Who knew that a whole generation of children would best identify chicken as a strip or nugget? If they’re gonna eat ’em, best to make them homemade. When I do make these, I double the recipe because the kids love them as snacks the next day and they’re great sliced over a Greek Salad or as a topper for a simple spinach salad. Tuck them into a Chicken Wrap, and you’ve got a filling lunch. Simply halve all ingredients to make a single recipe, but trust me, if you make them, they’ll go fast.
2 lbs. chicken tenders
1 1/2 c. rice or quinoa flour
1 tsp. salt
oil for frying (I use grapeseed)
- One at a time, place tenders inside gallon zip-loc baggie and pound with the flat side of a meat tenderizer (or pound with a rolling pin) to 1/2″ thickness. Remove and cut tenders in half length-wise resulting in two strips.

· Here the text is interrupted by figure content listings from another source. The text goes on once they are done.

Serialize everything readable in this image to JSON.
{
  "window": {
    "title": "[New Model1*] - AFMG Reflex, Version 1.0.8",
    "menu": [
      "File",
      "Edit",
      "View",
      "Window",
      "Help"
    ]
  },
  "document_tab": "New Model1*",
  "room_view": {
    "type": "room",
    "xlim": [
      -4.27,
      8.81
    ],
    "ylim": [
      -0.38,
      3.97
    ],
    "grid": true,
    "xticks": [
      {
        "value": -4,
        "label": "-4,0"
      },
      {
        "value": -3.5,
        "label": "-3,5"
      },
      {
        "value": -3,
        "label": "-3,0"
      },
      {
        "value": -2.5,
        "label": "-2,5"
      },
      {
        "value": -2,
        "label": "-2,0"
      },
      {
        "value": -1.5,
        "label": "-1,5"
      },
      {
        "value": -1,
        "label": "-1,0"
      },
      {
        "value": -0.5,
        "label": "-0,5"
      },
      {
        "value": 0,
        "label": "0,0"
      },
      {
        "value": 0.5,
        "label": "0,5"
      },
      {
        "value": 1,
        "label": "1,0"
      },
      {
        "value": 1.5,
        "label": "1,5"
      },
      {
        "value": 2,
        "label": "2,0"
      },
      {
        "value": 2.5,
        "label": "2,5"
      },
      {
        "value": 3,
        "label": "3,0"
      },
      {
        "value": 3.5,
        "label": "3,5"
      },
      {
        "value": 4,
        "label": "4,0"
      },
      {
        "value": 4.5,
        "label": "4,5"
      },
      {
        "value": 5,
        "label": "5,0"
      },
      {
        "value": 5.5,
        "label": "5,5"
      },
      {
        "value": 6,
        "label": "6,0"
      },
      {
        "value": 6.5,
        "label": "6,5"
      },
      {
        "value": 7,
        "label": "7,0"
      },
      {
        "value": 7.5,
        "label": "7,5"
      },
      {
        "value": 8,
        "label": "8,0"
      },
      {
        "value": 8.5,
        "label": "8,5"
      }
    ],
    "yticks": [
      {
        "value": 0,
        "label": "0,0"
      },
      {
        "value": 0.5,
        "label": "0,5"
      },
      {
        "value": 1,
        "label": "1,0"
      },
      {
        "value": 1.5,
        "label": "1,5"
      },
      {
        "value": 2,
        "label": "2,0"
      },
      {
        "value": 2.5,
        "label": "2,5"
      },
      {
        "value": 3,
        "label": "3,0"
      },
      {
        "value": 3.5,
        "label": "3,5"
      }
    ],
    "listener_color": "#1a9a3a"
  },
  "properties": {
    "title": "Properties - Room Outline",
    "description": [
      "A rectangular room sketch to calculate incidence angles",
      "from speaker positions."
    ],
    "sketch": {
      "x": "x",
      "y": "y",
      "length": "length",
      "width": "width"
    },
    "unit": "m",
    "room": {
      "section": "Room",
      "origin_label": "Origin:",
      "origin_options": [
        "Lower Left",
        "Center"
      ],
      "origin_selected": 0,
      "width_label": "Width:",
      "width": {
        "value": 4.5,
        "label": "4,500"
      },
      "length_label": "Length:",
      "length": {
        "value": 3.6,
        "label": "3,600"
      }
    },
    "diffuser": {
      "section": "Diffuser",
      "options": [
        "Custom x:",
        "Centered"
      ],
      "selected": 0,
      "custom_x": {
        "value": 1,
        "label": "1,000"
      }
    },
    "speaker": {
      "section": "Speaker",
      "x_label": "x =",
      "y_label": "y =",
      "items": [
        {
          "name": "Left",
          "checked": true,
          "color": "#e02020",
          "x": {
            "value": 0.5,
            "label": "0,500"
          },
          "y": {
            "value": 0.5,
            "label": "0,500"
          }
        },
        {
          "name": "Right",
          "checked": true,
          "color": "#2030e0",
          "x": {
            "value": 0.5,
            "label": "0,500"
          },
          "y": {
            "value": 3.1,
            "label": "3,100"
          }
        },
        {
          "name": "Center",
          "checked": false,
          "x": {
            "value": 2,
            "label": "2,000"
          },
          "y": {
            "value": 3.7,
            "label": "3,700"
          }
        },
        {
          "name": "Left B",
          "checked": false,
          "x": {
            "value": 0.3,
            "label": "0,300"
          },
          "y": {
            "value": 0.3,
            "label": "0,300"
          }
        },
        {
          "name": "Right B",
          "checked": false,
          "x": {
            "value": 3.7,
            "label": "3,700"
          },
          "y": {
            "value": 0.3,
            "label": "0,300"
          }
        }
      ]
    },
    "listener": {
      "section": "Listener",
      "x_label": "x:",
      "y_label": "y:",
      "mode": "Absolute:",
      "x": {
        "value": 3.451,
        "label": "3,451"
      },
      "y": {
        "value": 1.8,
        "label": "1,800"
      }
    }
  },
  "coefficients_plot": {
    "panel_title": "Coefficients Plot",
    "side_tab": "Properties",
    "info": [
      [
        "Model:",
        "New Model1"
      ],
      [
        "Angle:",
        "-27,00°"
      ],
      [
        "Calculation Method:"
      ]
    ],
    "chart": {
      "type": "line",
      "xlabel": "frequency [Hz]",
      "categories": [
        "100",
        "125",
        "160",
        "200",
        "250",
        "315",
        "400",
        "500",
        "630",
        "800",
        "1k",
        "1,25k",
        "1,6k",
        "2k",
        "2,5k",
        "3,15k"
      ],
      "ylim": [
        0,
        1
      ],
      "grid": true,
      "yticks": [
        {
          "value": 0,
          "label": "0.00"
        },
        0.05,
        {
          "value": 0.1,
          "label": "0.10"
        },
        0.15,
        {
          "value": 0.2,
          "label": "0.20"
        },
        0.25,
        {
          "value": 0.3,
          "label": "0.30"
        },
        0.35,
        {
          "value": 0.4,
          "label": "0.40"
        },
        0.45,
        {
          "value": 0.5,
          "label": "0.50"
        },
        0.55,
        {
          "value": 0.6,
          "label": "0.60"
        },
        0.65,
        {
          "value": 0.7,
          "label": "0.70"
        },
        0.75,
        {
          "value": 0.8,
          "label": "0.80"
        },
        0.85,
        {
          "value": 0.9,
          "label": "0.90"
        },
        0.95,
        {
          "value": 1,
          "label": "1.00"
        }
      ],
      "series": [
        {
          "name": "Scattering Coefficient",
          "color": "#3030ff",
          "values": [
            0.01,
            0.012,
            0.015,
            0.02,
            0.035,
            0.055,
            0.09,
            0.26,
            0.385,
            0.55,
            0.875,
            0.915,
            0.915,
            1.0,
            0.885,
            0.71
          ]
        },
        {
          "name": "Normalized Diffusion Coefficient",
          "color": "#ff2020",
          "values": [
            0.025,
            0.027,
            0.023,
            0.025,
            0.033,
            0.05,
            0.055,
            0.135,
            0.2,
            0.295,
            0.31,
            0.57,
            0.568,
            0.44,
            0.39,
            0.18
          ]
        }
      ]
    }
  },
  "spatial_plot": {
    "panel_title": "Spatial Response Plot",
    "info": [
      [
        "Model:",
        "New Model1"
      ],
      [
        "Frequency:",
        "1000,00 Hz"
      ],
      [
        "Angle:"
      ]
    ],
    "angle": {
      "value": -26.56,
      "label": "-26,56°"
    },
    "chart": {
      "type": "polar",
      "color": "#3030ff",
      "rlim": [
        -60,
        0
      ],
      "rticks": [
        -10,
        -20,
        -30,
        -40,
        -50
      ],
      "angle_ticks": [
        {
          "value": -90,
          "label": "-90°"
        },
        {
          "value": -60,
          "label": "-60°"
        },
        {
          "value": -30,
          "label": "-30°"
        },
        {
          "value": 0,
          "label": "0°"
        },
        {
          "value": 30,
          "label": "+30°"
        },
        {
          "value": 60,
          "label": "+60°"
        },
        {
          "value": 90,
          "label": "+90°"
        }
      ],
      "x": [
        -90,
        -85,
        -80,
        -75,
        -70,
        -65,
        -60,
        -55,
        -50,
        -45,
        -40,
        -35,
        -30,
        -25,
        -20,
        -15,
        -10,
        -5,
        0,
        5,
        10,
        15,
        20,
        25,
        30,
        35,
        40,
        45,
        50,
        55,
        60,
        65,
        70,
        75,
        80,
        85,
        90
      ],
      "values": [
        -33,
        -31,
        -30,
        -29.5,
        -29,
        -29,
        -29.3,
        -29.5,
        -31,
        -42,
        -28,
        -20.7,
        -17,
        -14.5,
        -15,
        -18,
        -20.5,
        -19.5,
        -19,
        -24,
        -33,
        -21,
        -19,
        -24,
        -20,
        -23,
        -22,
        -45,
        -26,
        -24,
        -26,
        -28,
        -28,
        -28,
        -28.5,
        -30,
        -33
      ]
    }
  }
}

- Heat 1/2″ oil in large skillet over medium high heat.
- Scramble eggs into flat plate with sides.
- Pour flour and salt into second flat plate with sides.
- One at a time, dip chicken strip into egg then dredge in flour, covering completely. Gently place into skillet (I use cast iron). Repeat until skillet is full but not overcrowded. Cook in batches for 3-4 minutes per side until golden.
- Remove chicken strips and drain on paper towels.
Serve with catsup or Garlic Dill Aoli.